Nasz rodak miał zaparkowany swój samochód bezpośrednio pod domem. Na drodze prowadzone były roboty drogowe. Ciężka koparka w trakcie wykonywania obrotu uderzyła rogiem kadłuba wieżyczki centralnie w boczną szybę. No cóż wszystko zbiegło się na tej samej wysokości.

I wieżyczka wysoko i auto Pana Mariusza też wysokie. Na  miejsce kolizji została wezwana policja. Operator koparki przyznał się do winy. Sporządzono protokół z miejsca zdarzenia. Dane kierowców, dane pojazdów i tu powstaje problem, bo koparko-ładowarka, która jest tu sprawcą kolizji pracowała na drodze publicznej bez wyłączenia tego odcinka z ruchu. A do tego pojazd nie był ani zarejestrowany, ani ubezpieczony.

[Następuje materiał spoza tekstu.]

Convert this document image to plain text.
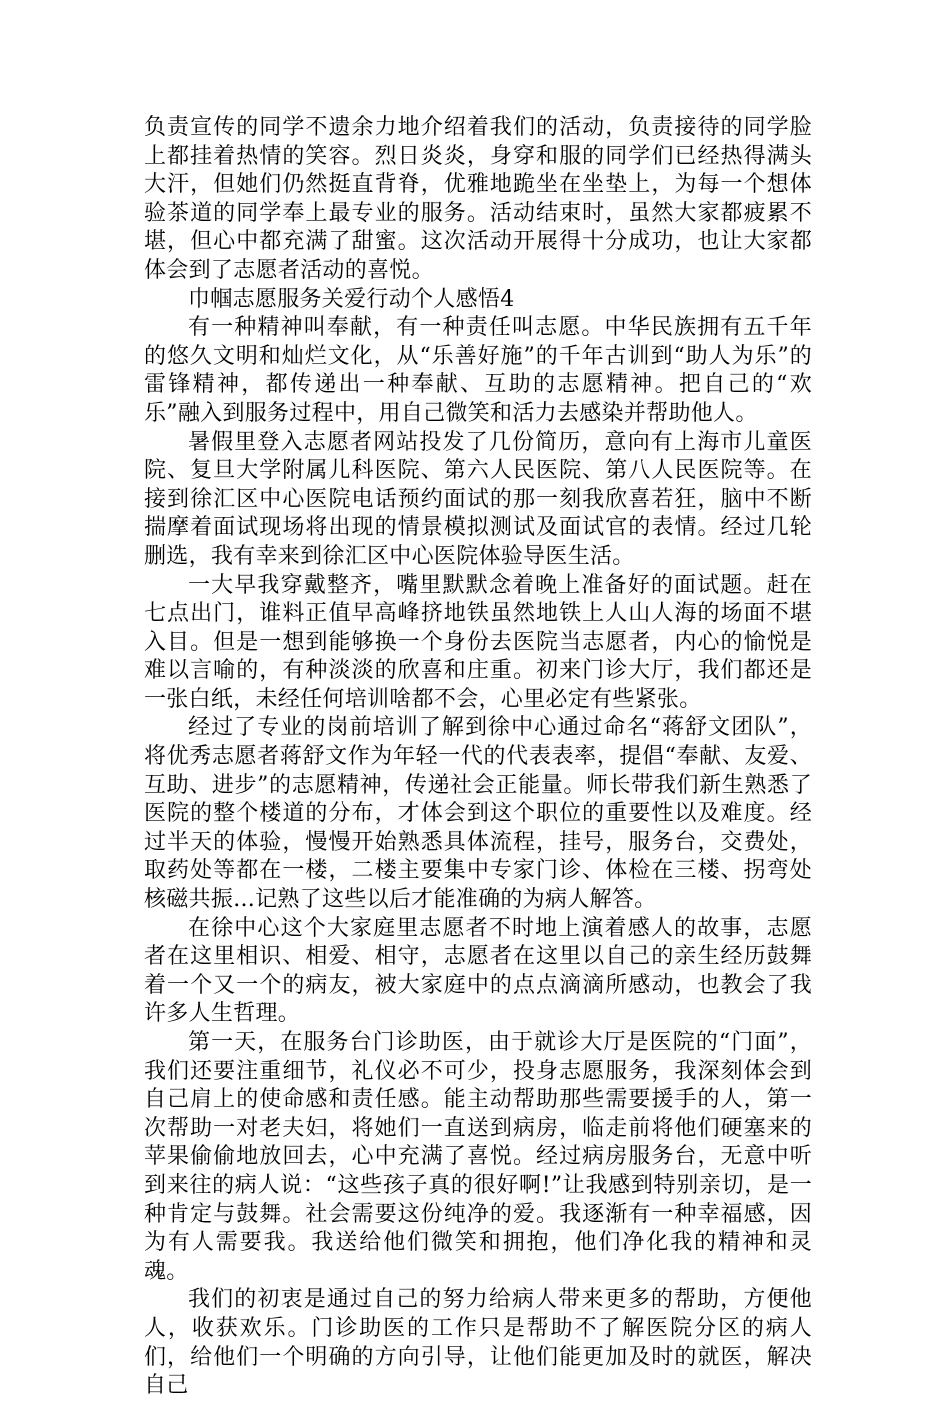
负责宣传的同学不遗余力地介绍着我们的活动，负责接待的同学脸上都挂着热情的笑容。烈日炎炎，身穿和服的同学们已经热得满头大汗，但她们仍然挺直背脊，优雅地跪坐在坐垫上，为每一个想体验茶道的同学奉上最专业的服务。活动结束时，虽然大家都疲累不堪，但心中都充满了甜蜜。这次活动开展得十分成功，也让大家都体会到了志愿者活动的喜悦。

巾帼志愿服务关爱行动个人感悟4

有一种精神叫奉献，有一种责任叫志愿。中华民族拥有五千年的悠久文明和灿烂文化，从“乐善好施”的千年古训到“助人为乐”的雷锋精神，都传递出一种奉献、互助的志愿精神。把自己的“欢乐”融入到服务过程中，用自己微笑和活力去感染并帮助他人。

暑假里登入志愿者网站投发了几份简历，意向有上海市儿童医院、复旦大学附属儿科医院、第六人民医院、第八人民医院等。在接到徐汇区中心医院电话预约面试的那一刻我欣喜若狂，脑中不断揣摩着面试现场将出现的情景模拟测试及面试官的表情。经过几轮删选，我有幸来到徐汇区中心医院体验导医生活。

一大早我穿戴整齐，嘴里默默念着晚上准备好的面试题。赶在七点出门，谁料正值早高峰挤地铁虽然地铁上人山人海的场面不堪入目。但是一想到能够换一个身份去医院当志愿者，内心的愉悦是难以言喻的，有种淡淡的欣喜和庄重。初来门诊大厅，我们都还是一张白纸，未经任何培训啥都不会，心里必定有些紧张。

经过了专业的岗前培训了解到徐中心通过命名“蒋舒文团队”，将优秀志愿者蒋舒文作为年轻一代的代表表率，提倡“奉献、友爱、互助、进步”的志愿精神，传递社会正能量。师长带我们新生熟悉了医院的整个楼道的分布，才体会到这个职位的重要性以及难度。经过半天的体验，慢慢开始熟悉具体流程，挂号，服务台，交费处，取药处等都在一楼，二楼主要集中专家门诊、体检在三楼、拐弯处核磁共振...记熟了这些以后才能准确的为病人解答。

在徐中心这个大家庭里志愿者不时地上演着感人的故事，志愿者在这里相识、相爱、相守，志愿者在这里以自己的亲生经历鼓舞着一个又一个的病友，被大家庭中的点点滴滴所感动，也教会了我许多人生哲理。

第一天，在服务台门诊助医，由于就诊大厅是医院的“门面”，我们还要注重细节，礼仪必不可少，投身志愿服务，我深刻体会到自己肩上的使命感和责任感。能主动帮助那些需要援手的人，第一次帮助一对老夫妇，将她们一直送到病房，临走前将他们硬塞来的苹果偷偷地放回去，心中充满了喜悦。经过病房服务台，无意中听到来往的病人说：“这些孩子真的很好啊!”让我感到特别亲切，是一种肯定与鼓舞。社会需要这份纯净的爱。我逐渐有一种幸福感，因为有人需要我。我送给他们微笑和拥抱，他们净化我的精神和灵魂。

我们的初衷是通过自己的努力给病人带来更多的帮助，方便他人，收获欢乐。门诊助医的工作只是帮助不了解医院分区的病人们，给他们一个明确的方向引导，让他们能更加及时的就医，解决自己
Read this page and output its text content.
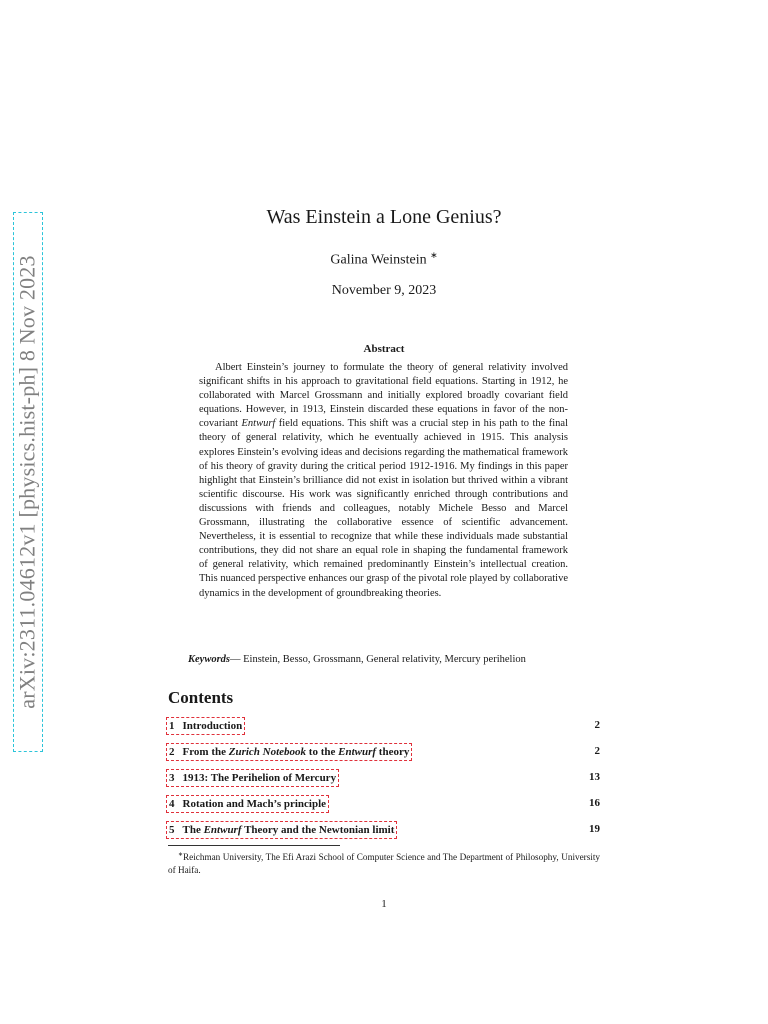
arXiv:2311.04612v1 [physics.hist-ph] 8 Nov 2023
Was Einstein a Lone Genius?
Galina Weinstein ∗
November 9, 2023
Abstract

Albert Einstein’s journey to formulate the theory of general relativity involved significant shifts in his approach to gravitational field equations. Starting in 1912, he collaborated with Marcel Grossmann and initially explored broadly covariant field equations. However, in 1913, Einstein discarded these equations in favor of the non-covariant Entwurf field equations. This shift was a crucial step in his path to the final theory of general relativity, which he eventually achieved in 1915. This analysis explores Einstein’s evolving ideas and decisions regarding the mathematical framework of his theory of gravity during the critical period 1912-1916. My findings in this paper highlight that Einstein’s brilliance did not exist in isolation but thrived within a vibrant scientific discourse. His work was significantly enriched through contributions and discussions with friends and colleagues, notably Michele Besso and Marcel Grossmann, illustrating the collaborative essence of scientific advancement. Nevertheless, it is essential to recognize that while these individuals made substantial contributions, they did not share an equal role in shaping the fundamental framework of general relativity, which remained predominantly Einstein’s intellectual creation. This nuanced perspective enhances our grasp of the pivotal role played by collaborative dynamics in the development of groundbreaking theories.

Keywords— Einstein, Besso, Grossmann, General relativity, Mercury perihelion
Contents
1 Introduction	2
2 From the Zurich Notebook to the Entwurf theory	2
3 1913: The Perihelion of Mercury	13
4 Rotation and Mach’s principle	16
5 The Entwurf Theory and the Newtonian limit	19

∗Reichman University, The Efi Arazi School of Computer Science and The Department of Philosophy, University of Haifa.

1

Zgodnie z przepisami odcinek drogi na którym wykonywane są prace remontowe powinien być wyłączony z ruchu. Pojazd poruszający się samodzielnie po drogach publicznych powinien być zarejestrowany i ubezpieczony, chyba że porusza się w obrębie wyłączonego odcinka z użytku publicznego. Tak stanowi obowiązujące w Niemczech prawo. Na podstawie oględzin sporządził on niemiecką opinię techniczną, która jest podstawą do uzyskania odszkodowania. W tym przypadku udało się otrzymać odszkodowanie przy wsparciu specjalistów.